山内一豊の時代に重なる 地震活動期の記憶として
高知県にたいへん関係の深いドラマがあると一所懸命に見る。NHK総合テレビで見る「功名が辻」がある。信長や秀吉を主としたドラマは多いが、一豊が登場することはめったになかった。山内一豊は、天文14(1545)年から慶長10年旧暦9月20日(1605年11月1日)までを生きた。信長の死後、秀吉の家臣として活躍し、天正13(1585)年には若狭国高浜城主、まもなく近江長浜城主となり、2万石を領した。1586年に起こった天正大地震によって一人娘の与祢(よね)姫が亡くなった。土佐守に転任したのは1603(慶長8)年3月25日のことである。
大河ドラマでは、第30回で、一豊は長浜城へ入城した。第31回「この世の悲しみ」が8月6日に放送され、その時、天正の大地震の震災で、長浜城は地響きをたてて崩れ落ち、瓦礫(がれき)の下から這(は)い出して、千代が娘の与祢を探す場面が描かれた。この原稿を書いている9月24日は第38回「関白切腹」である。秀次の死は1595年である。
西日本の慶長の地震活動期がこの一豊の一生に重なる。1586年の地震は、M(マグニチュード)7・8、死者多数と記録されている。美濃、伊勢、近江など広域に被害があった。
1596年9月4日、M7・0の大地震があり豊後地方に震災があった。前震が多発した後、大地震があった。その翌日、M7の大地震があり今度は畿内の大震災となった。京都では伏見城の天守が大破し、奈良、大阪、神戸でも被害が多かった。この地震活動期のピークは、1605年2月3日(慶長9年12月16日)、南海トラフのプレート境界に起こったM7・9の慶長地震であった。なお、東日本でも、1611年にM8・1の 三陸大地震があった。

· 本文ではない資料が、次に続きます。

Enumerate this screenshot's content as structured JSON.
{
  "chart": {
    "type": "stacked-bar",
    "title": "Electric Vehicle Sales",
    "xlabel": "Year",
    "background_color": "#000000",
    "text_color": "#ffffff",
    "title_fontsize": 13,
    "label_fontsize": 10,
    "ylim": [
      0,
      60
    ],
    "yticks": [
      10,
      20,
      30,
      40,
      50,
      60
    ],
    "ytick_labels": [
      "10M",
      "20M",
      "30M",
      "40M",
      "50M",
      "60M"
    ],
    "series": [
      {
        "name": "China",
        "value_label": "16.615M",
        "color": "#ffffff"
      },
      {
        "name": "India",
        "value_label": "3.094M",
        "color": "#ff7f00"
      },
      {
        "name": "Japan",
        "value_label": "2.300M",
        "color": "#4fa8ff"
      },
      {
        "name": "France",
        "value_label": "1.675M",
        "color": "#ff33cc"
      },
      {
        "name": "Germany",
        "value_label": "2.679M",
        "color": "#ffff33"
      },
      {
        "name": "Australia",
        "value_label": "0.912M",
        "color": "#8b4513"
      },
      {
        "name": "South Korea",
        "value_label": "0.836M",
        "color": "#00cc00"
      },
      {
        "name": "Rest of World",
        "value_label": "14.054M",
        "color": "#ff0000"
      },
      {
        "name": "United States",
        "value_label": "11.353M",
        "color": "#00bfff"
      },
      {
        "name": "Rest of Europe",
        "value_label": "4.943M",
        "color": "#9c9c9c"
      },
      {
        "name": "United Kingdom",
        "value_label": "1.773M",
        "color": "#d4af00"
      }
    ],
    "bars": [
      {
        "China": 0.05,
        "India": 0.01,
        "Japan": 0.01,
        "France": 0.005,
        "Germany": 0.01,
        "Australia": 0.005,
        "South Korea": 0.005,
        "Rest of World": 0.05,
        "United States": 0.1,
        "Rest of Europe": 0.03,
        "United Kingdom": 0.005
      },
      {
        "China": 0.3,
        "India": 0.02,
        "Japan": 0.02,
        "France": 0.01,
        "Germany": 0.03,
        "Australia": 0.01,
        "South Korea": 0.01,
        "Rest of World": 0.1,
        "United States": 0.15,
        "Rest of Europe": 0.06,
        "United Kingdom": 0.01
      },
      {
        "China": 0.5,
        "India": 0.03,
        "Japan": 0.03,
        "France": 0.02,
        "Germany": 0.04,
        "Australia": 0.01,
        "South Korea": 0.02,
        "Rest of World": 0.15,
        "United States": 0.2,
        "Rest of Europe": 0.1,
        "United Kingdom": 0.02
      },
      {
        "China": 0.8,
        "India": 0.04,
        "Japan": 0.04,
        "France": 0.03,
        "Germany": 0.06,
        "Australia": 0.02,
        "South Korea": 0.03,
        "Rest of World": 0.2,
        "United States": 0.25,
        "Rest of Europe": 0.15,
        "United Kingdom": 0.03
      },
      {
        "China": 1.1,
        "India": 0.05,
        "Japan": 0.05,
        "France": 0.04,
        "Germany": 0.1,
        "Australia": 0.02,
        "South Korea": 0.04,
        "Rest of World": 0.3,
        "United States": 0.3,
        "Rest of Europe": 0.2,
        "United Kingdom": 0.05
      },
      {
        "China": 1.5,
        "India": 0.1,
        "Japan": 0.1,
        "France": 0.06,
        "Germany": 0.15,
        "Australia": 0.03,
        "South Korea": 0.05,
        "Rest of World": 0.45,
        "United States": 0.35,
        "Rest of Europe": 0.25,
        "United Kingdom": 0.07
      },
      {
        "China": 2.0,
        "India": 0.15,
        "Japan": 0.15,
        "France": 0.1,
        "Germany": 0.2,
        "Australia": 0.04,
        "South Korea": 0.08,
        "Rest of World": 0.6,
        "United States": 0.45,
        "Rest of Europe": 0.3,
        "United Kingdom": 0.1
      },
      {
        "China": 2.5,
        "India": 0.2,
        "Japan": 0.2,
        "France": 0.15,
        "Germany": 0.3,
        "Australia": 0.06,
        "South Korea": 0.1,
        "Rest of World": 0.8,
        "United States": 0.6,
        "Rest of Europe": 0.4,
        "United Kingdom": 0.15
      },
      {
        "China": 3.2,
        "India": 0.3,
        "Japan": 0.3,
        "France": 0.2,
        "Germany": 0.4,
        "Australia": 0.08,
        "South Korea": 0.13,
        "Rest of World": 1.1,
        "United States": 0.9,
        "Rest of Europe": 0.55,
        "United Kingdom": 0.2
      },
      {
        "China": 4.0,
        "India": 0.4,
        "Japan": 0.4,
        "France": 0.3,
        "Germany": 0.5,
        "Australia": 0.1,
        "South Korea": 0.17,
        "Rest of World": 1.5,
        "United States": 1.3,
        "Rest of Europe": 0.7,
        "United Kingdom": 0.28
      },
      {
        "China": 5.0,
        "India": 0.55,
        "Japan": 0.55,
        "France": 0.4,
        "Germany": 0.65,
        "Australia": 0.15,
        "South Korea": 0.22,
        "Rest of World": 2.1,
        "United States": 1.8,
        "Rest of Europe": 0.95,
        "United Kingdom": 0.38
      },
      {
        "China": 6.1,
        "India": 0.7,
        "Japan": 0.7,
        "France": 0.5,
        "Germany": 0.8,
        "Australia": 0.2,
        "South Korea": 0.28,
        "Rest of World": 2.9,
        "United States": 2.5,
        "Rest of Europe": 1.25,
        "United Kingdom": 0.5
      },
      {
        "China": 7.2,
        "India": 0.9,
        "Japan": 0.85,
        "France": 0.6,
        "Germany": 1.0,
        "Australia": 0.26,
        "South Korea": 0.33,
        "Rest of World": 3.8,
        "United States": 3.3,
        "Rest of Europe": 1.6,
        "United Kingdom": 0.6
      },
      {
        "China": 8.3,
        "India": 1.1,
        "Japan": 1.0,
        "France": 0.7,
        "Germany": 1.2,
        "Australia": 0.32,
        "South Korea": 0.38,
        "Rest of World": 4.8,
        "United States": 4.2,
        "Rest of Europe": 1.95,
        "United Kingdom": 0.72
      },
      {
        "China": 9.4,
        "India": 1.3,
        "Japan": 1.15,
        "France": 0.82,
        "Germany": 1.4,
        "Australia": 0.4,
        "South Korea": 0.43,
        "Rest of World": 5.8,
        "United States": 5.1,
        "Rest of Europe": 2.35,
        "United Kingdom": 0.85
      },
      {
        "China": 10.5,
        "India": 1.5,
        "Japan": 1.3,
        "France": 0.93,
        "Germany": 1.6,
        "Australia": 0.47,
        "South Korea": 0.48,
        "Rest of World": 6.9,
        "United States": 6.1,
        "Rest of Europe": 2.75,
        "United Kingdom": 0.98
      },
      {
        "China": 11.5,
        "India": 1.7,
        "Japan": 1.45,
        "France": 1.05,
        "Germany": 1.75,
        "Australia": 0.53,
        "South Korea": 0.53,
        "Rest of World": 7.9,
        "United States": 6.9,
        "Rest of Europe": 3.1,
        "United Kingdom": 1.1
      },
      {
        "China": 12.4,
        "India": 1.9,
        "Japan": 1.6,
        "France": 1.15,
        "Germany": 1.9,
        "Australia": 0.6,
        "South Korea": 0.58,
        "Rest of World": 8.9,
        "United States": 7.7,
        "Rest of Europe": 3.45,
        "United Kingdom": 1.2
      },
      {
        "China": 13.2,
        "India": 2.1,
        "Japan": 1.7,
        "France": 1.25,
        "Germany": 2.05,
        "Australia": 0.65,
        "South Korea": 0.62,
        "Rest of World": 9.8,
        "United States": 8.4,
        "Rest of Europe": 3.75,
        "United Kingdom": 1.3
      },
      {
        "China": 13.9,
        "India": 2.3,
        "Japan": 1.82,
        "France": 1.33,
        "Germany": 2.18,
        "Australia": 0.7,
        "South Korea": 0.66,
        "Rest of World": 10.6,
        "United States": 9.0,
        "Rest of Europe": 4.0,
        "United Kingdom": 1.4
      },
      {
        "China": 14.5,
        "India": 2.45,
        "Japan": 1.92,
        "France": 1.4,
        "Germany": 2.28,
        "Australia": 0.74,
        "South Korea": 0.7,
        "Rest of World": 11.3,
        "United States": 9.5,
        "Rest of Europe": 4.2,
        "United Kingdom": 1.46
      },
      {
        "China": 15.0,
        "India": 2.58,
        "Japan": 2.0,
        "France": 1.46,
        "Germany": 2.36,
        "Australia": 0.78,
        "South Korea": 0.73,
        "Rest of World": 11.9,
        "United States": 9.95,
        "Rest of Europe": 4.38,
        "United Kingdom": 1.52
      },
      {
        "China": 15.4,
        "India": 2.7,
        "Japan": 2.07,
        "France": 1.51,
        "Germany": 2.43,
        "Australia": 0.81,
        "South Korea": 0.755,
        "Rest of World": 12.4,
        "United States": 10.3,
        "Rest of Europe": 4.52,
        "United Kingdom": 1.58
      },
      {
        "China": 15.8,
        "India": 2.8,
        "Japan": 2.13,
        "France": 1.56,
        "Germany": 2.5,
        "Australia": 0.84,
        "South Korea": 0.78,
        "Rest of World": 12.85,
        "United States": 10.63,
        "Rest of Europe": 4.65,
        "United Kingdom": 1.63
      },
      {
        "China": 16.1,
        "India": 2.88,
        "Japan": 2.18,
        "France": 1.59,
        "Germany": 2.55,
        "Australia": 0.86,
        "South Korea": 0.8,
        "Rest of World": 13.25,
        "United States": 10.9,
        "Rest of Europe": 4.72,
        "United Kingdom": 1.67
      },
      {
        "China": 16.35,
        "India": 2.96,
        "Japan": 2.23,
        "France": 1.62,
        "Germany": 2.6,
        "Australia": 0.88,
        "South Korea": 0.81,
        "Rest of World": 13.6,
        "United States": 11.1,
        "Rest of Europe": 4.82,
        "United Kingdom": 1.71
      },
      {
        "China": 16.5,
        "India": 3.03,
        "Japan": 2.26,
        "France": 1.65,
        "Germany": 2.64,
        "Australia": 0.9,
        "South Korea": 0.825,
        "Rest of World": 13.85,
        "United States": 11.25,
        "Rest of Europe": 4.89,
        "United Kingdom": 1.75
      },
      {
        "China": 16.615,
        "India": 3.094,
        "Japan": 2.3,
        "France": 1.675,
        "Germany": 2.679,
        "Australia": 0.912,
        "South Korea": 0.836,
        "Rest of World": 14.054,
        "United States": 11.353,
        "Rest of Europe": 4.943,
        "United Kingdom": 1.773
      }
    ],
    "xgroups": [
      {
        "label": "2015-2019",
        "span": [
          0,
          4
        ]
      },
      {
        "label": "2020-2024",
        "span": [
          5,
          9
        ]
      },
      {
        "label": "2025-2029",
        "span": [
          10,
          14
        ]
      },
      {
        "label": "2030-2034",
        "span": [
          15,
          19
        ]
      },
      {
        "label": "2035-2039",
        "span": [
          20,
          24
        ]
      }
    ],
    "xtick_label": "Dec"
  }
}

その後、西日本では宝永の地震活動期、安政の地震活動期があって、昭和の地震活動期のピークが終戦前後にあった。1943年の鳥取地震(M7・2)の後には、1944(昭和19)年12月7日の東南海地震(M7・9)があり、静岡、愛知、三重などで合わせて死者行方不明1223名、住家全壊1万7599を記録した。津波が各地に襲来し、波高は熊野灘沿岸で六ないし8メートルに達した。
続いて翌年、1945(昭和20)年1月13日、M6・8の地震が愛知県南部に大震災をもたらせた。三河地震と呼ばれている。陸の直下の地震で被害が大きく、死者2306名となった。住家全壊は7221であった。

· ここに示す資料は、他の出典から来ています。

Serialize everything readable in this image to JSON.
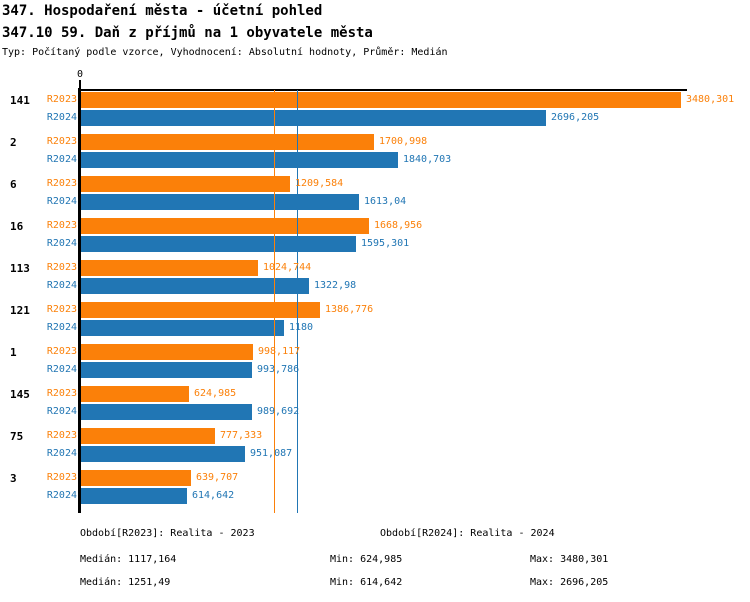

1946年12月21日に起こった南海地震(M8・0)は、もちろん高知県の人には忘れられない震災と大津波の被害をもたらせた。死者は1330名、家屋全壊は1万1591だった。1948年6月28日には、M7・1の福井地震があり、死者3769名と記録された。なお、この西日本の地震活動期のときにも、東日本では1933年の三陸大津波があり、1611年の地震に似ていると考えられる。
NHKの朝のドラマ「純情きらり」では、この地震活動期の岡崎が舞台であり、地元を襲った大震災がどのように描かれるかを注目していたが、何事も起こらずに時が過ぎた。実際は、東南海地震で岡崎の震度は5、死者9名、負傷者29名、三河地震では、死者29名、負傷者22名だった。
(2006年10月1日付朝刊掲載)
※筆者の了解を得てホームページにも掲載しています。